Of course, the whole point of Flat Earth News is that it isn’t considered, it is a rushed rehash of an Associated Press story based on a press release. The Daily Mail covers this story because it knows every other media outlet is – it is on safe ground and following the media consensus. Obviously the Daily Mail is perhaps changing the slant of its article to create more panic or controversy, but look at local media (who may be rehashing the Mail article) and they seem to be using the same angle (do a Google search for Professor Sven Carlsen to get almost identical coverage through hundreds of media outlets).

What is important to remember is that the media have not read this report in full, and are not going to.
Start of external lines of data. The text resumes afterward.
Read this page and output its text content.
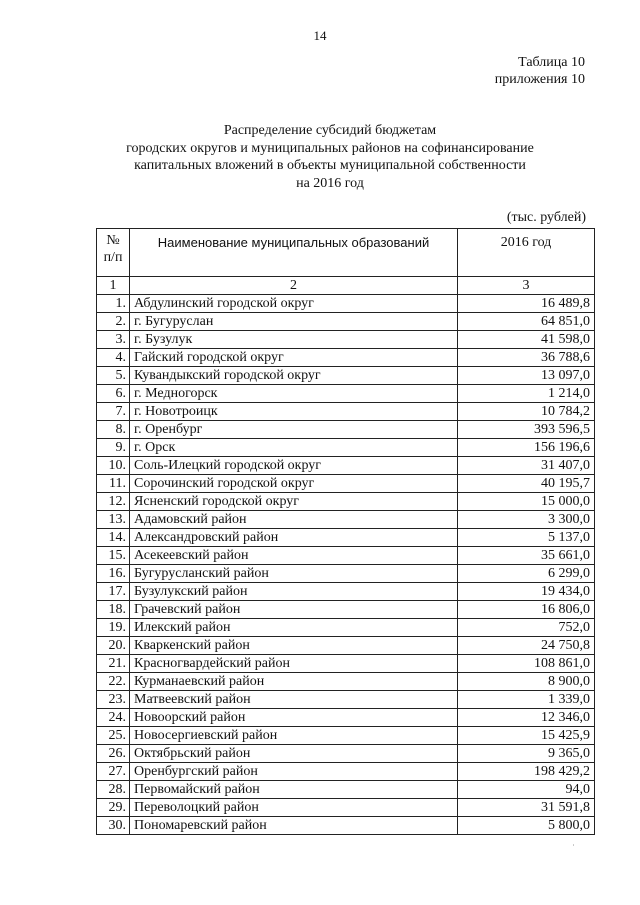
14
Таблица 10
приложения 10
Распределение субсидий бюджетам
городских округов и муниципальных районов на софинансирование
капитальных вложений в объекты муниципальной собственности
на 2016 год
(тыс. рублей)
№
п/п	Наименование муниципальных образований	2016 год
1	2	3
1.	Абдулинский городской округ	16 489,8
2.	г. Бугуруслан	64 851,0
3.	г. Бузулук	41 598,0
4.	Гайский городской округ	36 788,6
5.	Кувандыкский городской округ	13 097,0
6.	г. Медногорск	1 214,0
7.	г. Новотроицк	10 784,2
8.	г. Оренбург	393 596,5
9.	г. Орск	156 196,6
10.	Соль-Илецкий городской округ	31 407,0
11.	Сорочинский городской округ	40 195,7
12.	Ясненский городской округ	15 000,0
13.	Адамовский район	3 300,0
14.	Александровский район	5 137,0
15.	Асекеевский район	35 661,0
16.	Бугурусланский район	6 299,0
17.	Бузулукский район	19 434,0
18.	Грачевский район	16 806,0
19.	Илекский район	752,0
20.	Кваркенский район	24 750,8
21.	Красногвардейский район	108 861,0
22.	Курманаевский район	8 900,0
23.	Матвеевский район	1 339,0
24.	Новоорский район	12 346,0
25.	Новосергиевский район	15 425,9
26.	Октябрьский район	9 365,0
27.	Оренбургский район	198 429,2
28.	Первомайский район	94,0
29.	Переволоцкий район	31 591,8
30.	Пономаревский район	5 800,0
˙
Neither have I, but I am not rushing to the conclusion that breast-feeding is not best and I am certainly not giving that conclusion to millions of readers.

What I am pointing out is that the journalist who rehashed this story is unlikely to have even the vaguest idea of the validity of this research (and is almost certainly not an expert in the science of breastfeeding vs formula), or whether the slant that has appeared on their desk to be rewritten bears any relation to the original research in the first place. The journalist does not have enough time to fact check or verify the story and they certainly do not have enough time to read the research to really see what it is arguing or proving. Churnalism just rewrites it for the target audience of the paper and puts the information out as quickly as possible – whether the information has any validity is irrelevant.

Of course, if this story does spark a follow up comment from relevant scientists who may see fit to point out the inaccuracies of the media coverage then it would never receive even a fraction of the coverage that the original churnalism did. This leads Google to be clogged up with the consensus media view of ‘truth’ rather than ‘truth’ itself.